En la política de los caudillos, la verdad deviene realidad mítica, ilusoria y sobre todo innecesaria. Esa clase de poderes se sostiene en su perversa capacidad de hacer de la verdad una cosa absolutamente real, maleable, manipulable y desechable. Una cosa que toma la forma de una obra determinada: el poliducto, la carretera, el edificio. Averiguar sobre el costo real de una obra carece de importancia política y ética. Al pueblo le interesan, dice Correa, los puentes, los grandes edificios burocráticos regados por las ciudades, las carreteras, las refinerías, las escuelas del milenio. Al pueblo no le interesa si se pagó mil por lo que costaba diez o si Yachay se deshace bajo el peso de la corrupción. Pequeñeces de la insana, ciega y envidiosa oposición. Y si ahora algunos edificios están desocupados, ya habrá alguien que los ocupe mañana. El entrevistador no cesa de insistir en el tema de la verdad, Correa no escucha bien algunas preguntas porque, dice, falla el sistema de enlace. Durante diez años tan solo se escuchó a sí mismo.  

Desde el poder, es fácil construir una visión perversa de la verdad. Desde los ideólogos del socialismo del siglo XXI, el poder es una cosa de la que es indispensable apropiarse en el más estricto sentido de la palabra. No se trata de una función temporalmente otorgada por el poder ciudadano. No, es un bien obtenido y ganado en una suerte de lotería que constituye la elección. Como Morales, también Correa pelea a brazo partido por la reelección indefinida. La próxima consulta le hiere en el alma. Volverá a Bélgica y no habrá retorno.

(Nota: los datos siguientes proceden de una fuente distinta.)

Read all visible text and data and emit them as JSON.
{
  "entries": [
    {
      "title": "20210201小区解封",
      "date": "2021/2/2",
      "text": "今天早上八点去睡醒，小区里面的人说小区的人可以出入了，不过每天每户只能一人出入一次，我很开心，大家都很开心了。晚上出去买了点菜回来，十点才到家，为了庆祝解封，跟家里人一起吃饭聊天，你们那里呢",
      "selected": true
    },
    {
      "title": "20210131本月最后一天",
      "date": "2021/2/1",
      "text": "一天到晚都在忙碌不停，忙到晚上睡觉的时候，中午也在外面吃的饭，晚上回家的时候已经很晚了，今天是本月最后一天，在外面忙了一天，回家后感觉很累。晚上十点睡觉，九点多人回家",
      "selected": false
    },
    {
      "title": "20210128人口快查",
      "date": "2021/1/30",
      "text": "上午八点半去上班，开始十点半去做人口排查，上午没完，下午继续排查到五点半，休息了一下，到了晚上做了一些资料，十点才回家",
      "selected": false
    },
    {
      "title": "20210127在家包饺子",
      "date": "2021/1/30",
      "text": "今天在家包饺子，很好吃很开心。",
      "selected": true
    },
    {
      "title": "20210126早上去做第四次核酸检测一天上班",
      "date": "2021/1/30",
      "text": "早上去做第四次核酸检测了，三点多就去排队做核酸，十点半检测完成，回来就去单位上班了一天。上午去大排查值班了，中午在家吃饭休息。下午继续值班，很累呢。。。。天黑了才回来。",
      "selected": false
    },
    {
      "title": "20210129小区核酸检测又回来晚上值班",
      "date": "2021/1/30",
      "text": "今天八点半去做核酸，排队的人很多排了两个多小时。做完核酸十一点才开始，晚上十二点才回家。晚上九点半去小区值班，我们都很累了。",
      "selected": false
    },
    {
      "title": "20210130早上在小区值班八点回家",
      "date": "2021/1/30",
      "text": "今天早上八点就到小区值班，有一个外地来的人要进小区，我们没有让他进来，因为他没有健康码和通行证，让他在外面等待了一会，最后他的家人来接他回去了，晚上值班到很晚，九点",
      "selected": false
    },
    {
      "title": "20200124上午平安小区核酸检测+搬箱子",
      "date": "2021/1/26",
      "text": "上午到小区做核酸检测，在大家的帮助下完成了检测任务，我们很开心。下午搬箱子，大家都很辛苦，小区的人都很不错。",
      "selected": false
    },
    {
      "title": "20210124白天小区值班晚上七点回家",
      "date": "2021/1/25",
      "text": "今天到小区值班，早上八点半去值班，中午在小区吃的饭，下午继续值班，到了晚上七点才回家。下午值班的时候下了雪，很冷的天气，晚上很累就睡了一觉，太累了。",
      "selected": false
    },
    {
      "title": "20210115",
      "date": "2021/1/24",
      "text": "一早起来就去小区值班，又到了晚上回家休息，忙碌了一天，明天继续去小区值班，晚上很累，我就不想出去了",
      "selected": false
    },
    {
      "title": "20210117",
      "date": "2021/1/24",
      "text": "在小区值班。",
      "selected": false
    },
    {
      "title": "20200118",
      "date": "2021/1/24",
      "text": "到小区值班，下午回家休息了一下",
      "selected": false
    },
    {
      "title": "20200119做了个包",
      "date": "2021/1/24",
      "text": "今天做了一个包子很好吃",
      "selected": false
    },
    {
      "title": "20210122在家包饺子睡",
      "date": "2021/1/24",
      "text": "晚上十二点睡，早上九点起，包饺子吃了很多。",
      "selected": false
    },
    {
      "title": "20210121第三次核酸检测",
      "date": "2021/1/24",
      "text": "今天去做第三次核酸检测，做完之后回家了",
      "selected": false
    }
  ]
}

Es que la reelección indefinida se convierte en una condición sine qua non porque, de lo contrario, se perdería el dominio logrado en la primera elección. Evo Morales lo tiene muy claro. Y también los de Alianza PAIS. Correa quiso que Moreno no fuese más que un eslabón indispensable para su irrenunciable derecho a ser dueño del país mediante la reelección indefinida que lo haría presidente por toda la eternidad.